Назавтра в конце дня Трубадур с обычным энтузиазмом попрощался с группой и, пытаясь скрыть улыбку, потому что ему нравилось, когда его хвалили, соскочил с подножки автобуса в темноту. Погода была получше вчерашней. Огонек в башне горел веселей, кое-где над пустыней даже мелькали в облачности звезды, а у театра близ Пузырька, стык в стык к его высоченной ограде, в пристроенной к бывшему полицейскому участку КПЗ с зарешеченными окнами и прогулочным двориком, заросшим трехцветной бугенвиллеей, громко спорила горстка актеров, собравшихся на репетицию. Израиль – театральная страна, поскольку «театр – мессианское искусство, в сущности, абсолютно еврейское ремесло, ибо меняет реальность с помощью той же веры – веры зрителей в то, что изображают актеры». Так говорил поэт, которого и нынче не было дома, а судя по лаю Ватсона, почуявшего людей, отлично знавших пса и его хозяина и теперь обеспокоенно переговаривавшихся у калитки, не было больше суток. При том что он никогда без предупреждения не покидал дом надолго без собаки.

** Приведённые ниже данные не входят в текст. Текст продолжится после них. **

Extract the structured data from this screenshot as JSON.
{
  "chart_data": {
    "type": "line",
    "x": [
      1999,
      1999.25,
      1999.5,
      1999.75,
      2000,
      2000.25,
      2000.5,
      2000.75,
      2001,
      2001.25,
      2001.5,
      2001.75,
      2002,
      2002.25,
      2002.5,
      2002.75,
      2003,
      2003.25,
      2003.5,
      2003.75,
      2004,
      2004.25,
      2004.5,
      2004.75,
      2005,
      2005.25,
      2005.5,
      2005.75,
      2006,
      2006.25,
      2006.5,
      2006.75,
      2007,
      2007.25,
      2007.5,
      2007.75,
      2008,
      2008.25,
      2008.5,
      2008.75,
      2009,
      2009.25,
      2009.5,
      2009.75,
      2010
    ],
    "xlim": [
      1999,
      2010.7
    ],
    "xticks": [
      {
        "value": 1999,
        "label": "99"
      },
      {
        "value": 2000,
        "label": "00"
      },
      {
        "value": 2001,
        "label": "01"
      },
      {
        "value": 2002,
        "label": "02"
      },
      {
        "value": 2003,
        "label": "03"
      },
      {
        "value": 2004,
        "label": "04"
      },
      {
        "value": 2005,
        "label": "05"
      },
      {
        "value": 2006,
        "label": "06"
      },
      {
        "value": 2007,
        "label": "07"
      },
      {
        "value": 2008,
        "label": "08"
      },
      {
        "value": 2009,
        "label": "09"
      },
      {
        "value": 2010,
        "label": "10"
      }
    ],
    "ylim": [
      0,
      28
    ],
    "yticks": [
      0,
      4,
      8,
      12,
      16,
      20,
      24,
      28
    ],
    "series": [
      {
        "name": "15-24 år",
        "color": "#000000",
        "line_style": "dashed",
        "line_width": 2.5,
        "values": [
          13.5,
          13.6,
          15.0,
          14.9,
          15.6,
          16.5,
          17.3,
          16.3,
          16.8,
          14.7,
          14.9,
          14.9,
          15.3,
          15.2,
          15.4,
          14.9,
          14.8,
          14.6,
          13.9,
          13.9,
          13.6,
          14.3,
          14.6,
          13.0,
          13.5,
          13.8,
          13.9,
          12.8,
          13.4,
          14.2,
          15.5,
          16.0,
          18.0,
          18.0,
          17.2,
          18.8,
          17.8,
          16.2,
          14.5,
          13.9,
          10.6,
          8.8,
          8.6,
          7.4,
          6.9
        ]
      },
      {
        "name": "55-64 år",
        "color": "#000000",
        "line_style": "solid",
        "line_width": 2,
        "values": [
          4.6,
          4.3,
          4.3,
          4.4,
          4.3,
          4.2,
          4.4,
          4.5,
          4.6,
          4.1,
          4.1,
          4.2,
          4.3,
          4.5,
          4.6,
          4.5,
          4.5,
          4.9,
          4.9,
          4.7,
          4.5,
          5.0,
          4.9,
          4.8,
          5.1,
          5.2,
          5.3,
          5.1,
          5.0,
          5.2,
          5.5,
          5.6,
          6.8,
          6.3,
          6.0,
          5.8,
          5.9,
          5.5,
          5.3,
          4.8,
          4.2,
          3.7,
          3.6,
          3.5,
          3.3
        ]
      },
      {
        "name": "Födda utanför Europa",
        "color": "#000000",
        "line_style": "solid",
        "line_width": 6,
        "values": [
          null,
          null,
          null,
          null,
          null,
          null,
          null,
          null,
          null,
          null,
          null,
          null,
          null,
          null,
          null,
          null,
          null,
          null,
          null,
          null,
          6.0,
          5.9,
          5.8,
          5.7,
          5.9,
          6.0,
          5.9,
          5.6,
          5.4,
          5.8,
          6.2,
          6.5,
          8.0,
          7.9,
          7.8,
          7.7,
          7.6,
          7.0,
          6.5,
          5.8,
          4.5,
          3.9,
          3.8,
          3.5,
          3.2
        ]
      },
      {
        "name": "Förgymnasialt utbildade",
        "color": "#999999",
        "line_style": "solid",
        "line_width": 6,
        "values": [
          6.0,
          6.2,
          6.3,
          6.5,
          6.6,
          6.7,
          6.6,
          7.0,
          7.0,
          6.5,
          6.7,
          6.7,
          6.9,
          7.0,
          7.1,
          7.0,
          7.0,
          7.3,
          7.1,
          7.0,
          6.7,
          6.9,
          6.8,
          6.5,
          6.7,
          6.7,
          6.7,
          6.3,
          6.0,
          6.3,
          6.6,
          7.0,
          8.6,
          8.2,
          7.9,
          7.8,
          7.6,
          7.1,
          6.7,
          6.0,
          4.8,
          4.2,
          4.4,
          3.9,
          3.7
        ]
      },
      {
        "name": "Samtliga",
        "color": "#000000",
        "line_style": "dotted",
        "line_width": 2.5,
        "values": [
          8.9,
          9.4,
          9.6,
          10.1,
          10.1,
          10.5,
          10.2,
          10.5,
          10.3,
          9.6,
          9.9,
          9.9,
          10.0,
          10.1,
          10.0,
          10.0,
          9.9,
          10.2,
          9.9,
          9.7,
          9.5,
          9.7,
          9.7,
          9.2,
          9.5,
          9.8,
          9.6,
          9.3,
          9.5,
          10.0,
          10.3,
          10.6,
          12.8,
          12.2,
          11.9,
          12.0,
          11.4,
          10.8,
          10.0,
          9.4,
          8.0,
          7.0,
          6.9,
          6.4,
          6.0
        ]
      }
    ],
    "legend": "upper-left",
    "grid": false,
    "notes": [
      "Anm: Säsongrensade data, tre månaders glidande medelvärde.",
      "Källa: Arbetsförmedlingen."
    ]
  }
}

Долго ли, коротко, Сережа-Трубадур вскочил на сложенные двумя парнями руки, перемахнул через забор, открыл калитку и спас Ватсона, которому тут же перепала половина закуски из театра.
Вскоре появилась Белла, встревоженно отперла дом и пролетела по всем комнатам, затем вышла на галерею и закурила. Через час переговоров по телефону с друзьями, через два – после поста в «Фейсбуке», решено было звонить в полицию. Так начались поиски.
Рудимент британского мандата,
Пузырек был не выше пожарной каланчи и укрыт свечным строем кипарисов, тянувшихся темной зеленью в синеву наподобие донжона на краю усадебного дворика, принадлежавшего муниципальному камерному театру «Мыши в клетке» – «Ахбарим бе клув» на иврите, или, как его называл отец, «Мышеловка».
Некоторые сотрудники «Мышеловки», стоявшие у истоков театра, основанного в те времена, когда многие – от актеров и костюмеров до театроведов и режиссеров, – покинув вместе с отчизной подмостки Москвы и Ленинграда, работали дворниками, сторожами или торговали шавермой наравне с профессорами и доцентами лучших вузов СССР, – в доисторический период первых годов эмиграции составляли круг общения отца. А Белла Крауз, руководившая в «Мышеловке» студией современного танца, некогда жила с ним. Да и сам театр когда-то переехал на новое место не случайно: тюрьма при полицейском участке, повидавшая легендарных шейхов-абреков, включая самого Юсуфа аль-Хакима, зря пустовала.
Сочетавшая в себе нелюдимость с компанейскостью, необходимой для театрального мира, Белла блюла каждое свое движение; каждый вдох ее, жест, слово были вышколены танцем. Хорошо ее знавшие смотрели на нее словно сквозь линзу из балетных образов; воздух вокруг Беллы был сгущен от моторики танца, будто тело ее было скручено в кинетическую воронку претворенных в танец движений.
Будучи слишком умной, чтобы разрывать отношения, а не преобразовывать их, она продолжала присматривать за отцом – и теперь стала привечать меня; я виделся с ней почти каждый приезд, но еще чаще слышал о ней. Отец говорил: «Белла – ведьма. Она как звезда: загадочная – издали, вблизи – раскаленная». Белла умудрялась присматривать, не цацкаясь при этом, подлечивала, колдовала, уложив на кашемировую свою шаль, давала травные сборы, чтобы «почиститься», вывозила в места силы – «набраться соку земли». Иногда обращалась за помощью к отцу – за какой-нибудь вещицей или обсудить деталь интерьера в постановке. Он мотался на блошиный рынок ради ее заказа, советовал, какая именно расцветка ткани придаст галстуку качество «от Шакса», чтобы его, галстук, мог носить какой-нибудь франт чеховских времен. Отец был знатоком множества давно канувших фактов и, казалось, знал всё и вся – от ремонта автомобиля до радиотелескопов, от изготовления по античной моде сандалий до половой жизни шершней. Общаясь с Беллой, и я невольно перенимал кое-какие местные навыки своего родителя.